It will stay dry and secure.
If you frequently work around water, look into a waterproof key case. Several companies make hard cases that seal completely. They're bulkier than a standard fob, but they offer real protection.
FAQs
Will my E350 key fob work after drying if it already works now?
Probably yes, but only if you follow the full cleaning and drying process. The key works now because the water hasn't caused a short yet. That can change at any moment.
Do not assume you're in the clear just because the buttons still respond.
How long does a Mercedes key fob battery last normally?
A fresh CR2032 battery in an E350 SmartKey typically lasts 2 to 3 years with normal use. If your key was exposed to water, replace the battery anyway. The old one may have been compromised by the moisture or the cleaning process.
Can I drive my car if the fob works but the remote buttons don't?
Yes, but only if the immobilizer transponder is still functioning. Insert the key into the ignition. If the car starts and stays running, the transponder is fine.
You can still drive. You just can't lock or unlock the doors remotely until you fix the transmitter.

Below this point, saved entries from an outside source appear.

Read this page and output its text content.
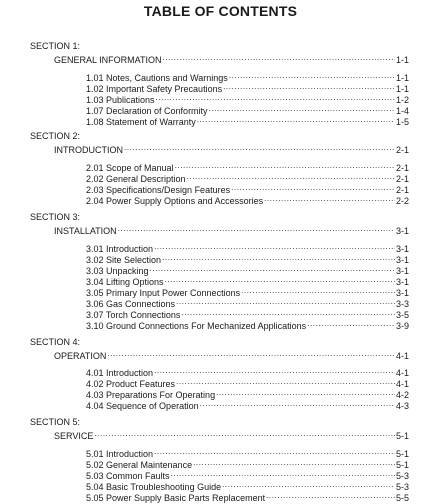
TABLE OF CONTENTS
SECTION 1:
GENERAL INFORMATION .....	1-1
1.01 Notes, Cautions and Warnings .....	1-1
1.02 Important Safety Precautions .....	1-1
1.03 Publications .....	1-2
1.07 Declaration of Conformity .....	1-4
1.08 Statement of Warranty .....	1-5
SECTION 2:
INTRODUCTION .....	2-1
2.01 Scope of Manual .....	2-1
2.02 General Description .....	2-1
2.03 Specifications/Design Features .....	2-1
2.04 Power Supply Options and Accessories .....	2-2
SECTION 3:
INSTALLATION .....	3-1
3.01 Introduction .....	3-1
3.02 Site Selection .....	3-1
3.03 Unpacking .....	3-1
3.04 Lifting Options .....	3-1
3.05 Primary Input Power Connections .....	3-1
3.06 Gas Connections .....	3-3
3.07 Torch Connections .....	3-5
3.10 Ground Connections For Mechanized Applications .....	3-9
SECTION 4:
OPERATION .....	4-1
4.01 Introduction .....	4-1
4.02 Product Features .....	4-1
4.03 Preparations For Operating .....	4-2
4.04 Sequence of Operation .....	4-3
SECTION 5:
SERVICE .....	5-1
5.01 Introduction .....	5-1
5.02 General Maintenance .....	5-1
5.03 Common Faults .....	5-3
5.04 Basic Troubleshooting Guide .....	5-3
5.05 Power Supply Basic Parts Replacement .....	5-5
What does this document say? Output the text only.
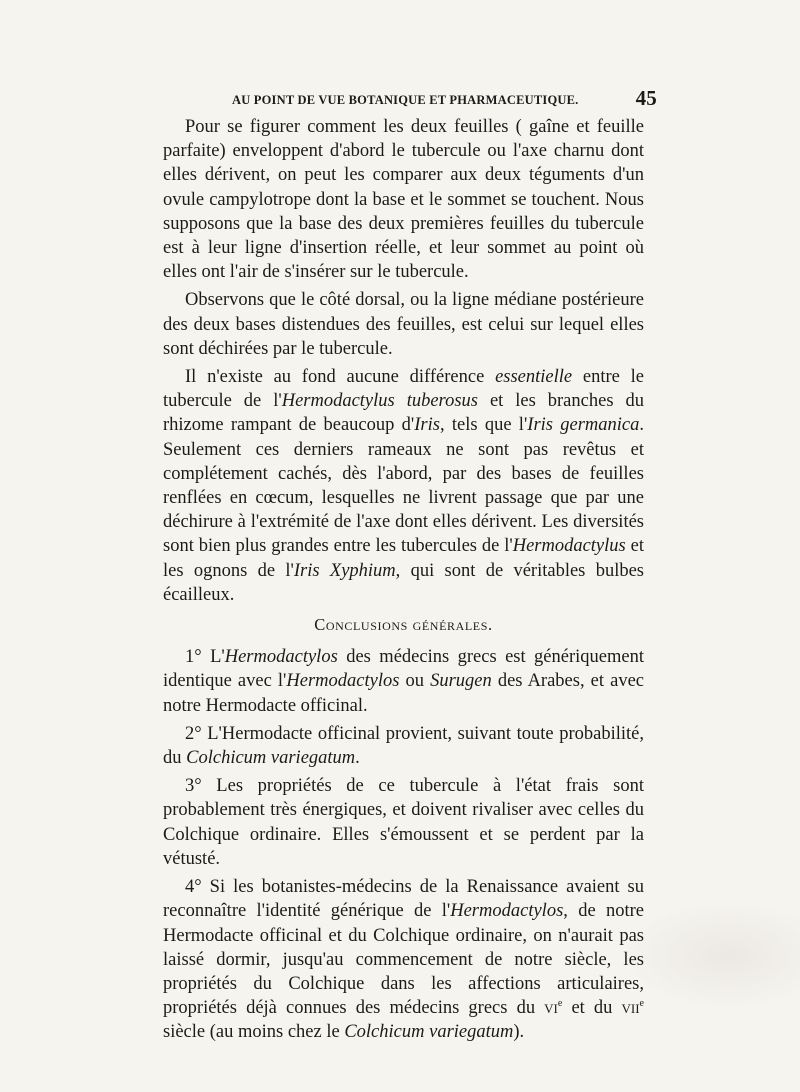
AU POINT DE VUE BOTANIQUE ET PHARMACEUTIQUE.	45

Pour se figurer comment les deux feuilles ( gaîne et feuille parfaite) enveloppent d'abord le tubercule ou l'axe charnu dont elles dérivent, on peut les comparer aux deux téguments d'un ovule campylotrope dont la base et le sommet se touchent. Nous supposons que la base des deux premières feuilles du tubercule est à leur ligne d'insertion réelle, et leur sommet au point où elles ont l'air de s'insérer sur le tubercule.

Observons que le côté dorsal, ou la ligne médiane postérieure des deux bases distendues des feuilles, est celui sur lequel elles sont déchirées par le tubercule.

Il n'existe au fond aucune différence essentielle entre le tubercule de l'Hermodactylus tuberosus et les branches du rhizome rampant de beaucoup d'Iris, tels que l'Iris germanica. Seulement ces derniers rameaux ne sont pas revêtus et complétement cachés, dès l'abord, par des bases de feuilles renflées en cœcum, lesquelles ne livrent passage que par une déchirure à l'extrémité de l'axe dont elles dérivent. Les diversités sont bien plus grandes entre les tubercules de l'Hermodactylus et les ognons de l'Iris Xyphium, qui sont de véritables bulbes écailleux.

Conclusions générales.

1° L'Hermodactylos des médecins grecs est génériquement identique avec l'Hermodactylos ou Surugen des Arabes, et avec notre Hermodacte officinal.

2° L'Hermodacte officinal provient, suivant toute probabilité, du Colchicum variegatum.

3° Les propriétés de ce tubercule à l'état frais sont probablement très énergiques, et doivent rivaliser avec celles du Colchique ordinaire. Elles s'émoussent et se perdent par la vétusté.

4° Si les botanistes-médecins de la Renaissance avaient su reconnaître l'identité générique de l'Hermodactylos, de notre Hermodacte officinal et du Colchique ordinaire, on n'aurait pas laissé dormir, jusqu'au commencement de notre siècle, les propriétés du Colchique dans les affections articulaires, propriétés déjà connues des médecins grecs du $vi^e$ et du vii$^e$ siècle (au moins chez le Colchicum variegatum).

Is the mechanical key inside the fob affected by water?
No. The metal emergency key blade is solid steel or brass. Water will not damage it.
If your fob dies completely, you can still use the mechanical blade to unlock the driver's door manually. Just slide it out of the fob and insert it into the door lock cylinder.
Does insurance cover a lost or damaged key fob?
Some comprehensive auto insurance policies cover key fob replacement. Check your policy or call your agent. The coverage is usually limited to one replacement per year with a deductible.
It's worth a phone call before you pay out of pocket.